Ganhador do prêmio do júri no último Festival de Cannes, empatado com o brasileiro “Bacurau”, indicado a melhor filme internacional no Globo de Ouro e representante da França para o Oscar 2020, “Os Miseráveis” é uma espécie de releitura conceitual da obra homônima de Victor Hugo para os dias atuais da França.
Aqui vemos o policial Stéphane (Damien Bonnard), vindo do interior para a polícia de Paris, sendo introduzido à realidade dos guetos franceses através do policiamento junto com seus novos e corruptos colegas Chris (Alexis Manenti) e Gwada (Djibril Zonga), até o sumiço de um filhote de leão de circo desencadear diversas tensões na área.
Ladj Ly abusa do arrojo estético ao captar imagens e impõe um ritmo frenético impulsivo através da montagem e dos rápidos diálogos carregados das etnias diversas que se chocam ao longo da narrativa, tanto na comunidade como entre os próprios policiais, fazendo com o que o filme envolva o espectador dentro daquele espectro de violência e principalmente tensão.
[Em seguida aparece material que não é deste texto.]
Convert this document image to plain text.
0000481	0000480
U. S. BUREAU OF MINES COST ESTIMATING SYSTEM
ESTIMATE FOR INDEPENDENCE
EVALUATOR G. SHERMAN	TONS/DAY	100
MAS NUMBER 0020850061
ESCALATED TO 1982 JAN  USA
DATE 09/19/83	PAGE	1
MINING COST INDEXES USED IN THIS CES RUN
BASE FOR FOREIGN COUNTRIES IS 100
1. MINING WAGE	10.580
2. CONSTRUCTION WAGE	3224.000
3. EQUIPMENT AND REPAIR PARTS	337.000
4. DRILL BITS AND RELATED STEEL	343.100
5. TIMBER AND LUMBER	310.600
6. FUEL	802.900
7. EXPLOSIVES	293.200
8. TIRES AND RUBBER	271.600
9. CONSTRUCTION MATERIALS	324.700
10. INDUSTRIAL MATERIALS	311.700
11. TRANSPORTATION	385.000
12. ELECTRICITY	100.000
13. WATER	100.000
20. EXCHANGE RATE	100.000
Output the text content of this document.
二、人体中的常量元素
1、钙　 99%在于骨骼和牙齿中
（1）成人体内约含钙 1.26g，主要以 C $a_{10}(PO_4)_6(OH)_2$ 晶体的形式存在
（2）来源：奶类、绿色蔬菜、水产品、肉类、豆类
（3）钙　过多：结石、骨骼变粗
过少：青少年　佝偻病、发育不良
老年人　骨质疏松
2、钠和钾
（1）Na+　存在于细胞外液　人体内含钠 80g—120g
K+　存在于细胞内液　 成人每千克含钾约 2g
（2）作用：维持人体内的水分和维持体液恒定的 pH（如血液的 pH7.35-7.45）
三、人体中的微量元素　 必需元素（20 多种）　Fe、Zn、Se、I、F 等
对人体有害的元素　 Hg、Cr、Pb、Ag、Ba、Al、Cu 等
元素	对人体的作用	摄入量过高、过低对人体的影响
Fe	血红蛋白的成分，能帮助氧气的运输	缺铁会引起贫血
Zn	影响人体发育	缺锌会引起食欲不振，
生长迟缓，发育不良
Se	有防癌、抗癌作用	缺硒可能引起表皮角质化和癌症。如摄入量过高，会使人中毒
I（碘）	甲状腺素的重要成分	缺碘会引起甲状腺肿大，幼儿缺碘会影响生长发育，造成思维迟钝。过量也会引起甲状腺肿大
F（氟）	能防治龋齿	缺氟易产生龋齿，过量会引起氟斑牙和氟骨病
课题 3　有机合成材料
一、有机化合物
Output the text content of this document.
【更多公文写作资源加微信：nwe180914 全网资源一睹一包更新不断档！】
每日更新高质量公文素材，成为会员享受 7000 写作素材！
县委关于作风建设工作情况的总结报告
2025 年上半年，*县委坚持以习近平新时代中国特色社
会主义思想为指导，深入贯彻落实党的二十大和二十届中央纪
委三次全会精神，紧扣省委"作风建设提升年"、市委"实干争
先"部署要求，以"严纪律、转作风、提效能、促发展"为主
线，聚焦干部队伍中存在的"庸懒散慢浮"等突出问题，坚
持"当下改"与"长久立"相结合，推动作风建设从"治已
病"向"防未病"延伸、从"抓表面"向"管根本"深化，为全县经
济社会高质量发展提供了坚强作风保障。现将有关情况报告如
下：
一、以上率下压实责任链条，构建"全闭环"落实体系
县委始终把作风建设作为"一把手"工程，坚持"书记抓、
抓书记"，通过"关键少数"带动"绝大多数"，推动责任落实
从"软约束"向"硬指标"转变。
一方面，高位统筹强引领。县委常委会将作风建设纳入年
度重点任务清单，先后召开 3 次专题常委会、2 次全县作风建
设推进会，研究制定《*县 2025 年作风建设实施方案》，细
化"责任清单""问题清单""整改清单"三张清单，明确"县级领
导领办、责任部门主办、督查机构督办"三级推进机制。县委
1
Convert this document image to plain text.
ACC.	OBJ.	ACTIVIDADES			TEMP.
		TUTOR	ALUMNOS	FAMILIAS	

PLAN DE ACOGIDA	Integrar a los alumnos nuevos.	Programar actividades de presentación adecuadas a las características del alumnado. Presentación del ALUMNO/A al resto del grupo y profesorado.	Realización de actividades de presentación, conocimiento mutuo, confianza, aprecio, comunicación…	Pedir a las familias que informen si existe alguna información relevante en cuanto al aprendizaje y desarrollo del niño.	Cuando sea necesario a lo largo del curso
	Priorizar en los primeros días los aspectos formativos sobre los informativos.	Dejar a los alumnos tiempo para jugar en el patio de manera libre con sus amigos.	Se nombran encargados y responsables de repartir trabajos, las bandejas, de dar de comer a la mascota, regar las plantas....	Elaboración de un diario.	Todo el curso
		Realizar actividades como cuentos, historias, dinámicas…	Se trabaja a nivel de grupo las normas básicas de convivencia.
Porém, ao abusar também de forma rasa de referências batidas de filmes do gênero como o francês “O Ódio” (1996), o americano “Dia de Treinamento” (2001) e o brasileiro “Cidade de Deus” (2002), e ao construir personagens clichês destes tipos de filmes e com relação às etnias envolvidas, o filme traz consigo um vazio comprometedor de idéias, apostando que a confusão dentro da trama ofusque a confusão conceitual do filme em si.
As referências mais próximas à obra homônima de Victor Hugo no filme são a área de onde o filme se passa, e o incidente que resulta na parte final do filme, que se caracteriza através de uma prisão injusta e uma vingança violenta subseqüente a este ato, com uma citação ao final que justifica com potência todo o contexto apresentado.
Podendo ser avaliado como uma importante atualização contextual do que vive a França hoje, “Os Miseráveis” é um filme que fica matutando com o espectador após a projeção, mas não como um tratado filosófico e social do país dentro da sociedade moderna, e sim como uma propaganda de marketing bem feita, o que exemplifica bem sua confusão estrutural enquanto narrativa cinematográfica.